Divergent Perspectives

I love to fly. This is fortunate, I suppose, because I seem do it a lot. Perhaps I was a bird in a previous life.

The most interesting part of airplane travel is the ascent from the ground up to the clouds. That’s the time when all the commonplace objects like trees and cars and buildings recede in space, shrinking as if by shrink-rays to become miniature objects in a diarama. They granulate from their familiar, imposing hunks of mass to almost invisible details on the skin of the world like tiny mites on the forehead of a giant.

Sometimes it’s just as interesting to descend from the clouds. That’s the time when the tiny green specks sprout up to become full-sized maple trees and teeny colored toys become full-sized Corollas and Impalas and F-150s. (And, on the very occasional flight, if you’re lucky, you might even see the miniature shadow of your own airplane zipping along the terrain below, and you watch it as it grows, slowly, dependably approaching you, until it finally reaches out to catch the plane as it touches down on the runway.)

I remember when I was a kid I saw a short animated movie from the National Film Board of Canada called Cosmic Zoom. It begins with a boy in a row boat with his dog. And then the shot zooms out, farther and farther and impossibly farther until the lake, the land and all the world shrinks into the distance of space, and eventually the whole galaxy shrinks as the shot keeps zooming out until all the galaxies in the universe minify to become tiny insignificant flotsam and jetsam floating in vast darkness. Then the zoom stops and after a pause, it begins to reverse itself. Eventually it returns to the boy, and then zooms in on his arm where there is a mosquito and keeps zooming in deeper into a mocrospcopic journey down to the subatomic realm that also appears to be mostly comprised of darkness and emptiness, similar to the perspective we had all the way out there in space.

The extreme macro and the extreme micro bring us to the same perspective — that’s a link! Different perspectives converge on the same picture.

Questions abound. Is every atom its own universe? Is every universe its own atom? Are there limits to the smallness of the physical world or limits to the bigness of the physical world? What is the smallest unit we can measure? What is the largest?

Eventually, as we reach the physical limitations of our ability to measure things, further analysis leaps over into the theoretical realms of the spiritual, the philosophical, the mathematical…

The Dalai Lama wrote a book called The Universe in a Single Atom where he discusses the overlap of Buddhism and science. He asserts that Buddhism and science share a common commitment using empirical evidence to understand the nature of reality. That’s a link!

Coming back to your airplane travel, those cars that you see out the window are simultaneously dainty toys and two-ton machines, depending on your perspective. Those trees are simultaneously tiny and enormous, depending on your perspective. Single objects can be simultaneously trivial and monumental. That’s a link!

Any person is simultaneously a singular, unique individual in the span of the universe and also just another monkey who puts on pants one leg at a time.
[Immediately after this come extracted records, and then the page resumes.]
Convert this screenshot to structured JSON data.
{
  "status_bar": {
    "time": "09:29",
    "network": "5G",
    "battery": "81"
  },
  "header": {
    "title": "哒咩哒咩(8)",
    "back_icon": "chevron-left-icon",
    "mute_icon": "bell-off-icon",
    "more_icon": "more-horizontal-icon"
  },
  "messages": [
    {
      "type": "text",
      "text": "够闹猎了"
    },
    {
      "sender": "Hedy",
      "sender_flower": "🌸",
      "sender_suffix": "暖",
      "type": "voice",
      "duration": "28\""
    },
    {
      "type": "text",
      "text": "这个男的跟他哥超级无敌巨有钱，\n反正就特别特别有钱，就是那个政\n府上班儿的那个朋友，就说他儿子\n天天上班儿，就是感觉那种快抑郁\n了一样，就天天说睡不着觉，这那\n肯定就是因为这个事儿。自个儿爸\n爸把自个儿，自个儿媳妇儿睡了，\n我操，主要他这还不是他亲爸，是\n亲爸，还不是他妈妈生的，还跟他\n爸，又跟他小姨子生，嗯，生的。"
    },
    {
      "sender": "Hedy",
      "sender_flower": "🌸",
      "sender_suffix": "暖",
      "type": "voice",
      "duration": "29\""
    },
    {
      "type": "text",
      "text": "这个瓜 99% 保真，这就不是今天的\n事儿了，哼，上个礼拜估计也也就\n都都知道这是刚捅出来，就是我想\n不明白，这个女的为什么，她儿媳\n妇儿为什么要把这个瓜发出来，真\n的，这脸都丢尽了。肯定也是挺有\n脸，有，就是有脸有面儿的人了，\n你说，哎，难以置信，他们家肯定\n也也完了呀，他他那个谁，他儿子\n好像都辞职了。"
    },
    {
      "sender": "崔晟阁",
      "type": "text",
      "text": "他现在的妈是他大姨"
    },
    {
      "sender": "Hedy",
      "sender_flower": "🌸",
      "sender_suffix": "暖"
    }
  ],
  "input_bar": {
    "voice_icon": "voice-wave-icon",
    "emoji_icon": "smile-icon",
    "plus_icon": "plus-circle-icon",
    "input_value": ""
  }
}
A person is simultaneously important to some people, and also unimportant to others. Every life is simultaneously a fascinating movie and a boring statistic. That’s a link!
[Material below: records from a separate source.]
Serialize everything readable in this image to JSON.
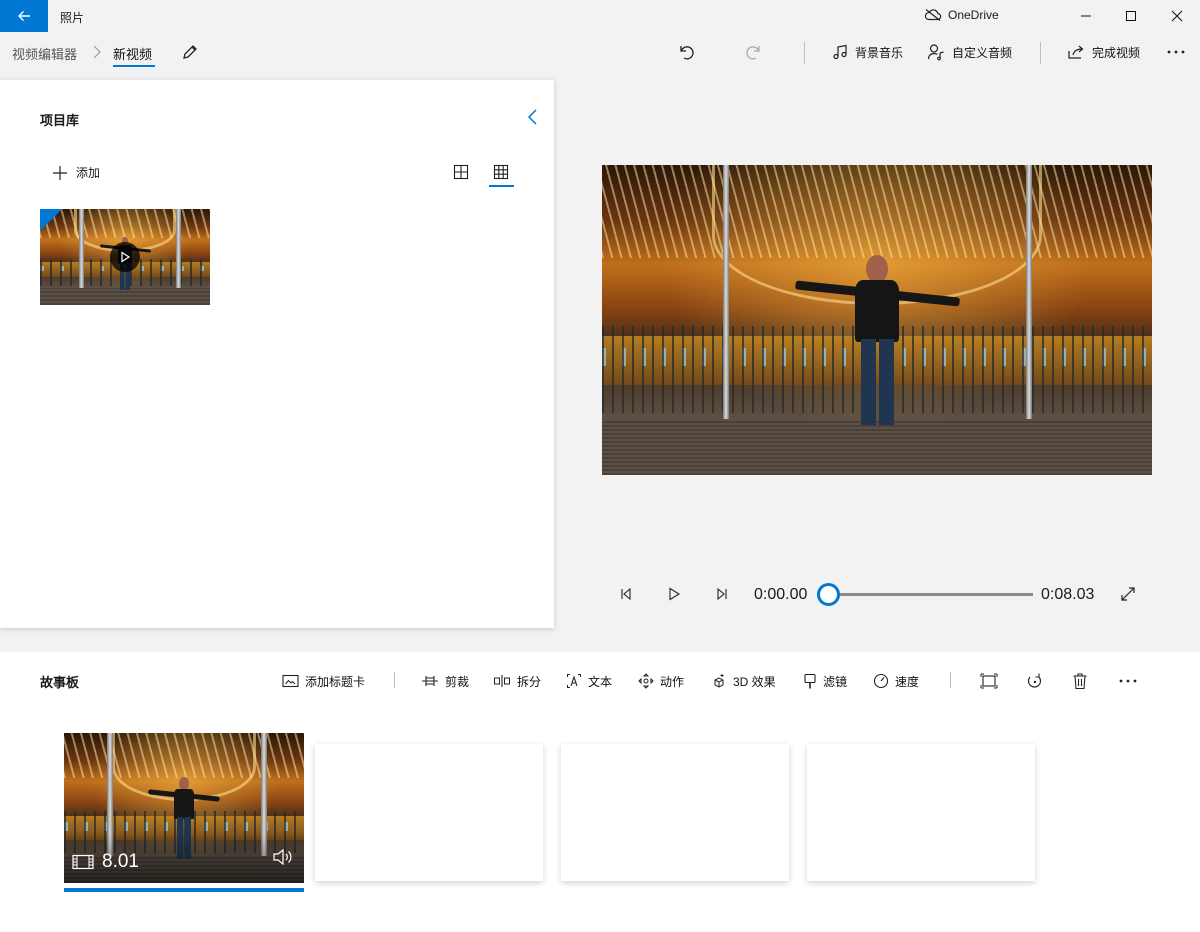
{
  "titlebar": {
    "app_title": "照片",
    "onedrive_label": "OneDrive"
  },
  "toolbar": {
    "breadcrumb_root": "视频编辑器",
    "breadcrumb_current": "新视频",
    "background_music": "背景音乐",
    "custom_audio": "自定义音频",
    "finish_video": "完成视频"
  },
  "library": {
    "title": "项目库",
    "add_label": "添加"
  },
  "player": {
    "current_time": "0:00.00",
    "total_time": "0:08.03",
    "progress": 0
  },
  "storyboard": {
    "title": "故事板",
    "tools": {
      "add_title_card": "添加标题卡",
      "trim": "剪裁",
      "split": "拆分",
      "text": "文本",
      "motion": "动作",
      "effects_3d": "3D 效果",
      "filters": "滤镜",
      "speed": "速度"
    },
    "clip": {
      "duration": "8.01"
    }
  },
  "colors": {
    "accent": "#0078d4",
    "chrome_bg": "#f2f2f2"
  }
}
And so it is with everything. Your perspective shows how things are, and what things are in relation to each other and in relation to yourself, the viewer of things.

This is an empowering thought, because it means you can choose to actively change your perspective.

The term “coming at something from a different perspective” usually describes a situation where someone establishes a unique observation. When people don’t “see eye-to-eye,” that means they seem to have different perspectives of the same subject. When someone has “a new take on an old theme,” that person introduces a new perspective to a familiar topic.

You may have had the experience of visiting a place that held special significance in your childhood – such as the giant diving board at the swimming pool or the giant slide at the play park – and when you revisit it you realize it was not so grand as you had remembered it. When you see it later in life, you think to ourself, “This is it? It looks so much smaller now. I remember it seeming so intimidating back then.” The same landmark creates divergent perspectives. That’s a link!

In these situations, the places and the objects remained the same, but the thing that changed was you. You grew up, you got older, you lived through more experiences, more references, more ways of seeing the world. You left the life you had as a child and, coming back to your childhood landmark years later, you see it from a new perspective.

Here’s something to chew on: If you could travel into an atom deep enough, impossibly deep, on a scale that equates the tiny atom to the vastness of our known universe, would you discover a subatomic solar system containing a subatomic planet earth containing a subatomic neighborhood containing a subatomic version of you yourself reading these words on your subatomic device?

Whether the answer is yes or the answer is no, that’s a link!